There are lots of resources on the web dedicated to book cover design. Do a little research, find some examples of covers that you love, and think about what it is that makes you want to pick up that book just by looking at it. People won’t necessarily judge your cookbook by its cover, but if it doesn’t look great, they may never pick it up in the first place. Have some fun with this step.

All done? Click the “Preview” button in the bottom right of the BookSmart interface and review your book. Check the little details—spelling, page numbers, etc.—as well as the overall feel of your book.

10. Order your book



Now it’s time to really commit. You’ve done all of the hard work, placing photos and text, arranging and rearranging pages, inserting title pages, building your table of contents—whatever steps you’ve taken to make the cookbook you’ve always dreamed of. It’s time to order.

We’ve made it pretty easy: Just click on the “Order book” button.

11. Complete the final checklist



Okay, we’ll admit it. We really want your book to be perfect, so we’ve created this final checklist to help you cross all of the Ts and dot all of the Is. Just run through these final checklist steps to make sure you’ve covered everything.

Check spelling. Nothing is more disappointing than getting a beautiful book back from the printer with some spelling mistakes in it. Our spellchecker can help you do this final proof.

Check to make sure your content is within the print and trim boundaries. Our page templates make it really clear where these boundaries are, so just check to see that every page is okay.

Preview one more time. Just use our easy preview tool to go through every page in your book.

12. Sign in to Blurb



To send your cookbook to us, just sign in to your existing Blurb account—or register for one if you’re new to Blurb.
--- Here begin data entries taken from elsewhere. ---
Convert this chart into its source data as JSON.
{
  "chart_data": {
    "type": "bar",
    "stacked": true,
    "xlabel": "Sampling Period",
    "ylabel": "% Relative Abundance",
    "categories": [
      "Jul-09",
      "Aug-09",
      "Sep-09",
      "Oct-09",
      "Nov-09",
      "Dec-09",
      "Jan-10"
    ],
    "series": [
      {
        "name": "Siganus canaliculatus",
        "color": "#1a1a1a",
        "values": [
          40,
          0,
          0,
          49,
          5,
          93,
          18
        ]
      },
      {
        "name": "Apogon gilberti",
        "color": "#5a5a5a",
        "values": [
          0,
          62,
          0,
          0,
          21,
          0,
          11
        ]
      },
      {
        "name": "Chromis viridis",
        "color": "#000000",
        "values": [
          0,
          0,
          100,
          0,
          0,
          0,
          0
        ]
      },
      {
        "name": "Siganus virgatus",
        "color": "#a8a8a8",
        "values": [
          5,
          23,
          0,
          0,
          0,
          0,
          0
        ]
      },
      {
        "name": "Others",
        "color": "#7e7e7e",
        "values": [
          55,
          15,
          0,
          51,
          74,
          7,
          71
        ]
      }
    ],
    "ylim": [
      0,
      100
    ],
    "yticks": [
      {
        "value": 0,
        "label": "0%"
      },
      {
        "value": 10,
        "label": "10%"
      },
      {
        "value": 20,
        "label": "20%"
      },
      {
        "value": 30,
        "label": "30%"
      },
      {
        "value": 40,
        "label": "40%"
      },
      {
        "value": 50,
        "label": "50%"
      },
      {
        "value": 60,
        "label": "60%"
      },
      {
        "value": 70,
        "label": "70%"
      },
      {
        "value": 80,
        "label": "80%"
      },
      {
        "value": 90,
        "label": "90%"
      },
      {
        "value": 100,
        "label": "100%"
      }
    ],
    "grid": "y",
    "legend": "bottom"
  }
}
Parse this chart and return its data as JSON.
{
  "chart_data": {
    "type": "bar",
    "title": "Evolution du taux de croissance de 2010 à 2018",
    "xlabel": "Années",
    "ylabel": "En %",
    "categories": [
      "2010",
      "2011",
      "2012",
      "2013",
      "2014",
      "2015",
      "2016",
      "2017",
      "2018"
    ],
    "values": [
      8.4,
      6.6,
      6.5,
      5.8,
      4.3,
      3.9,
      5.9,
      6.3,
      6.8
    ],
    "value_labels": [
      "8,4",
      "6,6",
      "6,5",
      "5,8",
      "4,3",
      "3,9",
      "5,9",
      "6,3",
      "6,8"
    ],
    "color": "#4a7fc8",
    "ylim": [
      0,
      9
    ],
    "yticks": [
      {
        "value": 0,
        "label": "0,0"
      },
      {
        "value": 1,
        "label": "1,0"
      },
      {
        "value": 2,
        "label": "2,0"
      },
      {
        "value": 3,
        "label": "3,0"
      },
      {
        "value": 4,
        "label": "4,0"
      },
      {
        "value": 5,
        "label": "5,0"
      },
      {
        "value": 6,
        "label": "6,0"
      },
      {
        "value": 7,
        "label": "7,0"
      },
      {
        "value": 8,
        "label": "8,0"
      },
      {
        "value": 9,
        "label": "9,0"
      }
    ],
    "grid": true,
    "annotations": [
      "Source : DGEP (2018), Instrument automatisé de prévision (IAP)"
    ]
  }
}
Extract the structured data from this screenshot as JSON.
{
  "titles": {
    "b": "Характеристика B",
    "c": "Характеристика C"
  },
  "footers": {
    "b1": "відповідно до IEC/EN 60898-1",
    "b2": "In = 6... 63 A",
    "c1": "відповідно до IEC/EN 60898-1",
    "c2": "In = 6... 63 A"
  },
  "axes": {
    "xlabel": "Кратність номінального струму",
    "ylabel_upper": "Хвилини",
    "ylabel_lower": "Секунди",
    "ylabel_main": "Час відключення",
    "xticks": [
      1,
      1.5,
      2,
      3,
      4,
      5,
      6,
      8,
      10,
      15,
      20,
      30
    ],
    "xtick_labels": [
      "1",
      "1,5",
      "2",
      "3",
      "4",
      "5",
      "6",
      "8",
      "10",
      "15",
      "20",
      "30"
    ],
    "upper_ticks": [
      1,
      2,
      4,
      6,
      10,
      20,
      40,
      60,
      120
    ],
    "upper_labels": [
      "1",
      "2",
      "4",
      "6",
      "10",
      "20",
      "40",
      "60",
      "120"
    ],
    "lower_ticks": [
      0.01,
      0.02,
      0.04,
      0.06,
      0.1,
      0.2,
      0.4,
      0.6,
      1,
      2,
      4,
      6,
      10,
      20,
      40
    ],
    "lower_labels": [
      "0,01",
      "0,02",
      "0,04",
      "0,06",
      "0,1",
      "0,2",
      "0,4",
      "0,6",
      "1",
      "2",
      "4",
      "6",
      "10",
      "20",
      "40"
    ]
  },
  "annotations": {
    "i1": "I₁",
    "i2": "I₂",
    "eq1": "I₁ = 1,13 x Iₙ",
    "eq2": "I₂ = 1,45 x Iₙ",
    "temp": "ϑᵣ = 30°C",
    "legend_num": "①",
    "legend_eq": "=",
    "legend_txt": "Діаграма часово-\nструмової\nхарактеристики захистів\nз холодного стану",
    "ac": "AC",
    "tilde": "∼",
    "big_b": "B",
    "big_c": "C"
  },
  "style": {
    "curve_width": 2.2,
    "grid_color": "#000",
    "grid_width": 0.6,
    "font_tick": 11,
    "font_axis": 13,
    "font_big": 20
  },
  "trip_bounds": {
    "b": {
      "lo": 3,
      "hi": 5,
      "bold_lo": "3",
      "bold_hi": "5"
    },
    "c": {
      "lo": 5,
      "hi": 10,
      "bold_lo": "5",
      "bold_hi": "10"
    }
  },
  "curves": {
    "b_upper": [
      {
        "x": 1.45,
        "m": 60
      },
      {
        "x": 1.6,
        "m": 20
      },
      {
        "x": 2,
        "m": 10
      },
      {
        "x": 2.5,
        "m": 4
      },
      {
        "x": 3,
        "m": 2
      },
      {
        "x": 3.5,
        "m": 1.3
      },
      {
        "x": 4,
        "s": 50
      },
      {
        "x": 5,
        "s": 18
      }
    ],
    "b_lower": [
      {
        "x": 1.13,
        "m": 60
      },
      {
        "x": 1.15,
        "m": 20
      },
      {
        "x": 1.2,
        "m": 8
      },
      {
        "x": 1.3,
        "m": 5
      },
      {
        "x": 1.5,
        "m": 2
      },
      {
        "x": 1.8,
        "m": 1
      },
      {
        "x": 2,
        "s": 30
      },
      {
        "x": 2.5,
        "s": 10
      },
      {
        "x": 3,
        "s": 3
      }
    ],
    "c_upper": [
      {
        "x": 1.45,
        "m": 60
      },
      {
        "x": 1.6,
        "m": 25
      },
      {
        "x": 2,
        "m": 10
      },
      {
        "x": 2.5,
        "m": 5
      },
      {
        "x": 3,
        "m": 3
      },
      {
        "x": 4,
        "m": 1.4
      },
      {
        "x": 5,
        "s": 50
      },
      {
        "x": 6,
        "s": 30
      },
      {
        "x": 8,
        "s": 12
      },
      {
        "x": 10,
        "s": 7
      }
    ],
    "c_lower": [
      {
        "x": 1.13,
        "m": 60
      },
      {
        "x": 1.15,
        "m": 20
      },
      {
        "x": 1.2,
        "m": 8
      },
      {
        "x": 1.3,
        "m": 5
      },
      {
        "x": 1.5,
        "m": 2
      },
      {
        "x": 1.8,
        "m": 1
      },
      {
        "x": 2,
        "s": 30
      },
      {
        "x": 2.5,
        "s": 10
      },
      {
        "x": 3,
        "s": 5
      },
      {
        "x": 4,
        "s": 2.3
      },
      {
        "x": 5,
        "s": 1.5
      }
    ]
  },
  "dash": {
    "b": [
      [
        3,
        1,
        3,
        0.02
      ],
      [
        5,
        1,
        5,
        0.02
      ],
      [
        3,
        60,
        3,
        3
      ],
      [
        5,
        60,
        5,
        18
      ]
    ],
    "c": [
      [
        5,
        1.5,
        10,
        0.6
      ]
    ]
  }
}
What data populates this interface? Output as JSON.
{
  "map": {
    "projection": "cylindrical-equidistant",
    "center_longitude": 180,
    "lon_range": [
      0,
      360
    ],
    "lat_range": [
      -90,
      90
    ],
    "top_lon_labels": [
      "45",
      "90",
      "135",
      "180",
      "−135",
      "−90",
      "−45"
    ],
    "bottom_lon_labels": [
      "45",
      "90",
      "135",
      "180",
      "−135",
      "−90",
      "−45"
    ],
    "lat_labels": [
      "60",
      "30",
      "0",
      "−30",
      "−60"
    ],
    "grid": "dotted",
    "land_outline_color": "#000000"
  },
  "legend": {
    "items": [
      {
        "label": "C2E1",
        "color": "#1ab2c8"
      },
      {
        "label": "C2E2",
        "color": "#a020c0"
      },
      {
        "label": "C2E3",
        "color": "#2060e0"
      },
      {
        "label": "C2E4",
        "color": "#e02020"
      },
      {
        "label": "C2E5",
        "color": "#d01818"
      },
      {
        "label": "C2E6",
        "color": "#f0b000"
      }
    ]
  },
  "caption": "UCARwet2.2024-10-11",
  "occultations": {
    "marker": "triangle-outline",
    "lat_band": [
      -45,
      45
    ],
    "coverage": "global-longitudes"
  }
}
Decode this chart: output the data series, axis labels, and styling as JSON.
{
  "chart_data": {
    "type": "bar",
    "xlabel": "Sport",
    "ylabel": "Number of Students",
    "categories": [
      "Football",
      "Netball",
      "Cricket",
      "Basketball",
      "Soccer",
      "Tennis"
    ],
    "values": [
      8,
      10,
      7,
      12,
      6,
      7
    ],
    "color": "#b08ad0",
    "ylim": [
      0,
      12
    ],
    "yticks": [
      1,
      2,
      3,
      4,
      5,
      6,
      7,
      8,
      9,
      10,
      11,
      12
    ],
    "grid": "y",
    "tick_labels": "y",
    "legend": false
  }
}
You can do the registration process quickly and get right back to the upload if this is your first time making a book with us.

13. Upload your cookbook



Your cookbook will now upload to our servers—it should only take a few minutes, and you can track the progress page by page as it’s being sent from you to us.

14. Order your cookbook



Choose your cover and paper type (and if you wish to order a PDF version of your cookbook, just check the box that says “Add a version Instant PDF”), and then check out. Congratulations—you’re done! Your cookbook is being printed and will be on its way to you soon.